What Can We Learn From Gawker’s Stupidity?

Gawker was stupid to run with poor security and antagonise hackers, says P. J. Connolly. Now he is picking up the pieces

Well, my holiday plans saw a new item move to the top of the to-do list. I found myself with the pleasant task of sweeping through my password collection, because I was lazy and Gawker Media was sloppy.

It’s a lesson for anyone whose livelihood depends on secure systems remaining that way.

The big story was that over the weekend of 11-12 Dec, Gawker admitted in a post on its various sites— which include Deadspin, Fleshbot, Gizmodo, io9, Jalopnik, Jezebel, Kotaku and Lifehacker, as well as Gawker itself—that its central password database had been compromised.

It seems that the Gawker IT organisation had used the long-obsolete DES to encrypt the password store, had ignored at least a month’s worth of warnings that something fishy was going on, and had let its production servers get about three years behind on kernel patches.

In short, the company’s IT crew had utterly failed at its job.

Gawker was asking for it

This would amount to dereliction of duty in any IT organisation with pretenses to credibility. But since the editors of the main Gawker site have in effect dared anti-organisations such as Anonymous and 4chan to come after it, one has to compare the behaviour of Gawker Media’s editorial and IT staff to the kind of idiot who climbs into the lion pen at the zoo and is surprised by the extent of the resulting injuries.

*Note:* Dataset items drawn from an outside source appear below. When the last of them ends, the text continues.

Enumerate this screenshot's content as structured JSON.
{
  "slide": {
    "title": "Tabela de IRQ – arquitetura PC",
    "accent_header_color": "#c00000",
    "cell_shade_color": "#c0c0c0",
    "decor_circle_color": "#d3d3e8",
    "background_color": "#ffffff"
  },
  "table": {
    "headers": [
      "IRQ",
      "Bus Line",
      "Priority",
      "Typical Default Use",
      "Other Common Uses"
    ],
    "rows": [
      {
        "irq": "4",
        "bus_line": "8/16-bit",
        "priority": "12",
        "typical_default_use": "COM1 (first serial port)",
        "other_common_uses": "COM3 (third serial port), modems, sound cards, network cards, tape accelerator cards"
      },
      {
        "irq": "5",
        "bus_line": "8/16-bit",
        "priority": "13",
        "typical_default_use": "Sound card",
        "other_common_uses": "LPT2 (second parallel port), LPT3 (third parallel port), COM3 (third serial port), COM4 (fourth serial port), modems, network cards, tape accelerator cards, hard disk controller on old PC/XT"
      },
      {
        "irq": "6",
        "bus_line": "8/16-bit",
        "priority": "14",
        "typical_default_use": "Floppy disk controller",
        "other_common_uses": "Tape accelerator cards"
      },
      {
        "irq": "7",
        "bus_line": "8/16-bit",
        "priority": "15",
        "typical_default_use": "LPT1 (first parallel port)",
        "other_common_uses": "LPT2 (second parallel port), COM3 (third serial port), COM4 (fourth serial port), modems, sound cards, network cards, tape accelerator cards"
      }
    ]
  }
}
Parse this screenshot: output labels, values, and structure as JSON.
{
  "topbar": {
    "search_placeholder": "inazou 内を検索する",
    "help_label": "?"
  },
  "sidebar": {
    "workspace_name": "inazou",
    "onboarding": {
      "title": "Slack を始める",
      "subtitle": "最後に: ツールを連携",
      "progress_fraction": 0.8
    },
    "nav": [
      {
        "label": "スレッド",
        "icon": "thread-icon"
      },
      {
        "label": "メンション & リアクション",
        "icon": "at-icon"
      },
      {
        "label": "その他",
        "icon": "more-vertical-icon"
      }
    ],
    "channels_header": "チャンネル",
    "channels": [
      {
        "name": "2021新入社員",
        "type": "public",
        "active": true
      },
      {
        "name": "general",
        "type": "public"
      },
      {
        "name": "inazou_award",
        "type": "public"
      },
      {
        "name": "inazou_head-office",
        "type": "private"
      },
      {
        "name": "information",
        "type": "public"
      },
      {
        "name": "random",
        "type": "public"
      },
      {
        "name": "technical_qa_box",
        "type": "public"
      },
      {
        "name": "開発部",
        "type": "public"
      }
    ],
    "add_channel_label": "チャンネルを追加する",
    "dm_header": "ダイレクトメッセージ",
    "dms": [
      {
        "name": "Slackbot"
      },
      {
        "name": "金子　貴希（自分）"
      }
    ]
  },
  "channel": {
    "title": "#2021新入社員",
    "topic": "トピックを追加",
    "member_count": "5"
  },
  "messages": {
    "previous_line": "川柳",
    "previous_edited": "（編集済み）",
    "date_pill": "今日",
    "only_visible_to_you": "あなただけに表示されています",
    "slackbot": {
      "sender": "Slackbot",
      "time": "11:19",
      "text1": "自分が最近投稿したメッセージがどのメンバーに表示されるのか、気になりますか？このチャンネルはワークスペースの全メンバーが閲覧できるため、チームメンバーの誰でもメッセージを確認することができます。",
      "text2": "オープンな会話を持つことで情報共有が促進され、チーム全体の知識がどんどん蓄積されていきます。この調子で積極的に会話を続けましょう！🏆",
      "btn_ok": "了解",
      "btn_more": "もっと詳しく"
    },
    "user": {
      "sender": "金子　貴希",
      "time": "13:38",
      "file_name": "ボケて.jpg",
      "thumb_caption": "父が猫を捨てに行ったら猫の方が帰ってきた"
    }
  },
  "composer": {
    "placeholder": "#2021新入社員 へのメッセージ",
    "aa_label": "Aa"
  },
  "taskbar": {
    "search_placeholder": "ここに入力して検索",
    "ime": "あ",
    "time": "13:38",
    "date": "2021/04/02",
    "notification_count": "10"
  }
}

As of the afternoon of 13 Dec, the company seemed to be placing as much of the responsibility on those users who chose weak passwords — which included Gawker founder Nick Denton’s “24682468,” or “password,” used by almost 2,000 accounts — as it did on its IT staff, who created the conditions that were so easily exploited.

Of course, I failed as well. As do many people, I have a few medium-strength passwords that I use on more than one site. “Easy to remember, hard to guess” describes these, and they’ll hold up against a dictionary attack, although I reckon that anyone who really wanted to crack them would do so, probably sooner rather than later.

Although I should know better, I made the mistake of changing my Gawker password to one of my garden-variety passwords during one of the site’s occasional authentication hiccups earlier this year. I’d meant to get around to resetting it to something fairly obscure, but didn’t.

Be extra careful about IDs and passwords

Now, I’m paying for my laziness by going through three or four devices, trying to figure out where I might have used the ID and password combination that was in the Gawker database. A group calling itself Gnosis is claiming responsibility for the theft of the Gawker Media password database, and reports indicated that by midday of 12 Dec, almost 200,000 user IDs and passwords had been cracked and posted in a torrent for the entire world to see.

The only thing I can claim to have done right is to use more than one ID for my personal business, and to keep my business e-mail traffic separate from my personal e-mail. Although I’m going to be extra careful about my identities and passwords for a long while, I don’t feel like much of a chump.

After all, I’m not the Gawker employee who encrypted the passwords using an insecure method, I’m not the Gawker IT manager who blew off three years’ worth of kernel patches, and I’m not the Gawker leaders who dared the Internet to hack away.

Those are the people who look like chumps.